Two women in lab coats smiling and working together with a pipette in a laboratory setting.
Graduate student Iris Juanico (right) studies the science of regeneration in the lab of Celina Juliano (left). She studies how simple organisms like Hydra can rebuild—and what that might mean for human health. (Katrina Huynh / UC davis)

This CBS Graduate Student Studies How Bodies Regrow

Iris Juanico’s Curiosity Fuels Research in Regeneration

Iris Juanico was drawn to science by her innate curiosity.

“I never stop asking questions,” said Juanico, with a laugh. “I was drawn to science as a child because it involves asking a lot of questions.”

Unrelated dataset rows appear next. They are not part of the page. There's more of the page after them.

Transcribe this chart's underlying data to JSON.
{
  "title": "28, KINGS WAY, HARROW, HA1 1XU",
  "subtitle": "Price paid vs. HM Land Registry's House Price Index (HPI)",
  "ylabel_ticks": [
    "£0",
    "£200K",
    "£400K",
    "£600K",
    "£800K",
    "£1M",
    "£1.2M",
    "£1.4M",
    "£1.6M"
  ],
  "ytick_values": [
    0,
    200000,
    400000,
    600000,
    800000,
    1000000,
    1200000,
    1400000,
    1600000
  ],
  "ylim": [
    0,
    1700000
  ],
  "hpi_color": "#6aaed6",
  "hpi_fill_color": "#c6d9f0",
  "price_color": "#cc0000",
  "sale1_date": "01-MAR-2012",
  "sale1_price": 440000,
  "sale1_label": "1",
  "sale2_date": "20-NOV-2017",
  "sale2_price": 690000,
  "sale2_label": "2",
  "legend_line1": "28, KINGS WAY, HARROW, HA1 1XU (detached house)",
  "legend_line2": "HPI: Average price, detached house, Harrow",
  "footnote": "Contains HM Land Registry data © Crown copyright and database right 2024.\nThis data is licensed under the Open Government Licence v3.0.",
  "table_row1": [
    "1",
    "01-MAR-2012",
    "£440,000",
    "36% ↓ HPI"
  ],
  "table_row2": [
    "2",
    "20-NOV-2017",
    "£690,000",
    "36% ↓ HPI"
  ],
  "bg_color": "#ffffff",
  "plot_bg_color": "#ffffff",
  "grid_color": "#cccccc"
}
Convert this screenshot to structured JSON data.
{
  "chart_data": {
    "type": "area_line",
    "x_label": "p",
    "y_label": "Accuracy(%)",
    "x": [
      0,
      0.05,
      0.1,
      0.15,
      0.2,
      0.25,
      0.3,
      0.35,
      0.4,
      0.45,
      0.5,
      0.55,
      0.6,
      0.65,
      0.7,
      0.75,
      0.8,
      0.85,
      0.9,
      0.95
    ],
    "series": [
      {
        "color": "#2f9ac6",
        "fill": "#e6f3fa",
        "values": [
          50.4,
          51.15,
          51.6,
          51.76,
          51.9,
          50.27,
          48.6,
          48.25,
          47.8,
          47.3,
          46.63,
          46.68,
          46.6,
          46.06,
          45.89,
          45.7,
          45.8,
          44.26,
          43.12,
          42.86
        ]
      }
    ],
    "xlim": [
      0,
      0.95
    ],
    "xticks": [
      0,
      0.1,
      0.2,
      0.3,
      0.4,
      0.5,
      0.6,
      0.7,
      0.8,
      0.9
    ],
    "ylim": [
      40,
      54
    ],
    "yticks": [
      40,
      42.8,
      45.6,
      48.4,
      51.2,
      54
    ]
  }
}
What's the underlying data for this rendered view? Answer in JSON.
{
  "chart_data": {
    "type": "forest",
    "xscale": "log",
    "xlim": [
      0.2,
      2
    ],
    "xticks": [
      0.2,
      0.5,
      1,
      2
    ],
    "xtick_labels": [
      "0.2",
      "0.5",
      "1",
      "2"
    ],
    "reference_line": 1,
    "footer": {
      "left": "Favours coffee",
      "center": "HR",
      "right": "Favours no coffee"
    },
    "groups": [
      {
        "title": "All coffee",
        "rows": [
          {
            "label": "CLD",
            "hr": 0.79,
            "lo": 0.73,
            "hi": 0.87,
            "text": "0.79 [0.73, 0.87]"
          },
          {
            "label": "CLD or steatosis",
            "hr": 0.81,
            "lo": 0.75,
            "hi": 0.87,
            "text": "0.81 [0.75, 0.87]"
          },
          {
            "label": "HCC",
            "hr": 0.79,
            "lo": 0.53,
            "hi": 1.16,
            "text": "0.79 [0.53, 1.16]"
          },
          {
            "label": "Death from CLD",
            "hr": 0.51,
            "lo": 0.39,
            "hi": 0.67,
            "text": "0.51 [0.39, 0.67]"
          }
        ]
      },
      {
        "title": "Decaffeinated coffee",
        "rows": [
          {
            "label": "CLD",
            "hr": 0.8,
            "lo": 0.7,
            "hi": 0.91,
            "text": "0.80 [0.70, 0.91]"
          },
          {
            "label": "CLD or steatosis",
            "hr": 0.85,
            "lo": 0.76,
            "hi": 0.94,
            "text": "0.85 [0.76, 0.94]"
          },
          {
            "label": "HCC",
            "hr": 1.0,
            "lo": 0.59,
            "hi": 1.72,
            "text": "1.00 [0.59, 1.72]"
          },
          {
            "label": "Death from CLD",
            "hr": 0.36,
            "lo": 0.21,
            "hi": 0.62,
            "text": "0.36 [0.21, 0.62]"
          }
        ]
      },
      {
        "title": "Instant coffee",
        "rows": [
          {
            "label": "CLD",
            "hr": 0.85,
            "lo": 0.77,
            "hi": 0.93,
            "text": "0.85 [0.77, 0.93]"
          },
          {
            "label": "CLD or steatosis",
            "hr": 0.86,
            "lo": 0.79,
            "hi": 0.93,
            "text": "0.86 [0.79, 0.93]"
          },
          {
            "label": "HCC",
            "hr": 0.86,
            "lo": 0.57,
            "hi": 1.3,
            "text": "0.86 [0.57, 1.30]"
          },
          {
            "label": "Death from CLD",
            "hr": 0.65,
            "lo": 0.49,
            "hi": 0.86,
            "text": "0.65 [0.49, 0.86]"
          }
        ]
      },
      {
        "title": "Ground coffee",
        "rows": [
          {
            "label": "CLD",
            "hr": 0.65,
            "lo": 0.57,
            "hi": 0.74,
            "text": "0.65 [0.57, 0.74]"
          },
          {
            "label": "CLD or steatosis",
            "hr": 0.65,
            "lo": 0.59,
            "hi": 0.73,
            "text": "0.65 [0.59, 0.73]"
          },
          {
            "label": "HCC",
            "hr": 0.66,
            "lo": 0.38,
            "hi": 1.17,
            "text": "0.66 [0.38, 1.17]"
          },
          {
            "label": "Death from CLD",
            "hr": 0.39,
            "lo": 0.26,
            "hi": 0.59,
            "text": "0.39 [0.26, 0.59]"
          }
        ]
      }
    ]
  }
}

This same curiosity continued to motivate Juanico throughout graduate school. As a student in the Biochemistry, Molecular, Cellular and Developmental Biology (BMCDB) Graduate Group, she’s spent the last five years digging into the details of tissue regeneration Hydra—small, jellyfish-like animals with remarkable regenerative abilities.

“The goal of my research is to find out how injury leads to regeneration,” said Juanico. “If humans have a spinal cord injury or a limb amputation, we can't recover from it, but a Hydra can regrow its entire body. There are fundamental things that are similar between all animals, so understanding regeneration in Hydra could eventually enable better regeneration in humans.”